The Peloponnesian Wars are the subject of Mark Herman’s latest eagerly anticipated game design. Pericles: The Peloponnesian Wars 460-400 B.C. is now available from our pals at GMT Games and places up to four players in the roles of leading Athens and Sparta across a period of sixty years. Pericles draws on mechanics from 2015’s excellent Churchill as each side must strike a fine balance between politics and military might to achieve victory. You can order Pericles right now for an MSRP of $85.00.
From GMT:
Pericles is a ‘sandbox’ (unscripted) wargame that covers the ENTIRE period of conflict described in Thucydides classic history on the Peloponnesian wars. Pericles is a four-player game, where two teams of Athenian and Spartan factions fight for Hegemony in 5th Century Greece. Each team of two represents a faction vying for control of their City States, strategy, and honor. Athens sees the Aristocrats debate issues with their opposing Demagogues, while in Sparta House Agiad and House Eurypontid contend for royal dominance.
Pericles uses elements from the Golden Geek best Wargame of 2015, Churchill, to simulate war as the extension of politics by other means. In the War portion of the game, it is US versus THEM (Athens versus Sparta), where each team implements their collective strategy to dominate Theaters of War, build economic strength, and fight battles to win Honor. In the respective Political assemblies, it is ME versus YOU (faction versus faction), where the battle for government control has to be balanced by your common interests in a series of wars that must be won, or all is lost.
Pericles uses an Issue Queue preplanning mechanic that the play testers have described as ‘insanely fun’. After your Political assembly has debated and won issues, these issues (military, league, diplomatic, oracle) are secretly placed on the military map in one of the twenty Theaters of war. If you or your opponents place a second issue into a Theater, it creates a queue of issues. Once all issues are placed, they are revealed and resolved one at a time. The order of issues in the queues and the order in which they are resolved across all Theaters tells YOUR story of the Peloponnesian wars.

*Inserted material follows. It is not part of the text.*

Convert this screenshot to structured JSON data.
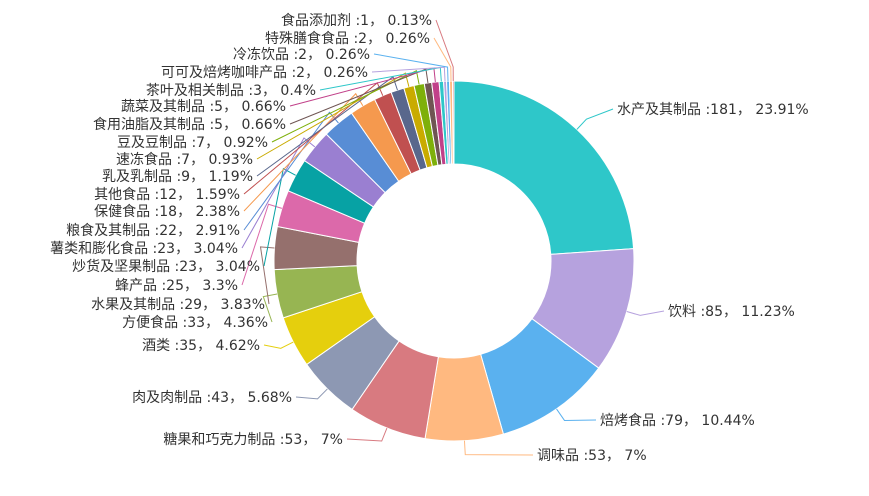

Strategy in Pericles unfolds in how you create combinations of issues to achieve the historical narrative. Do you want to conduct a Periclean raiding strategy? Then you would play two military issues into a Theater to first move forces into position, then raid. Do you want to build a base in the enemy homeland (historically Pylos or Decelea)? Then you would conduct a military expedition, followed by a league issue. Do you want to raise an opponent’s ally in rebellion? Then you would deploy a diplomatic mission, and sow treachery for immediate or future advantage. It is in the placement, order, and resolution of the issues that the game allows you to explore and experience the broad range of historical situations without a script.
What would a game of Hoplites and Triremes be without a battle mechanic? Battle in Pericles is based on armies and fleets being led by the classic generals of yore, represented as Strategos tokens. During the Political assembly, each faction uses historical personalities to acquire Strategos tokens. Use the Spartan general Brasidas and gain four Strategos tokens, while Epitadas only generates one. Strategos tokens can be thought of as military capital that is spent in the war to lead and move forces. If you send forces to a Theater with enemy forces, a land or naval battle will occur. All players then secretly commit Strategos to the battle. Then, the commanding general of the military expedition and their teammate reveal their Strategos commitment and move wooden land and naval units to the battle. Now the defensive commitment of Strategos is revealed, each side then reveals a random battle card value, and the winner is decided. The winner of the battle now has the option to fight a subsequent naval or land battle. The outcome of these tactical decisions determines if any fortified bases are destroyed by assault or siege. Then the next issue is resolved. Winning battles awards and reduces honor.
Players will experience periods of Peace, where most action is conducted with Allied forces (Delian and Peloponnesian League), or periods of War where Athens and Sparta directly enter the fray. The end of the game is not set, and factions from the opposing sides can conspire to declare Peace, gain honor, and control the timing of how a game of Pericles ends.
But what do you do if you cannot get four gamers together? Fear not, Pericles comes with Strategy tables for both sides and rules to play Pericles with 3 humans, 2 humans, or in single human mode. So, no matter how many or how few players you can get to the table, you can take a walk through the Athenian agora (market) up to the Pnyx (Assembly hill) and debate policy with Pericles, while trying to both gain control of the government and win the Peloponnesian Wars.
Victory in Pericles goes to the side that conquers their opponents City State OR generates more honor points from geographic dominance and economic strength than the other. However, there can only be one, and the ultimate winner of the game is the victorious City State faction that has the most honor points. Pericles is a game of coopetition. As I stated earlier, Pericles is a game of US versus THEM, but for the winning side it is a game of ME versus YOU!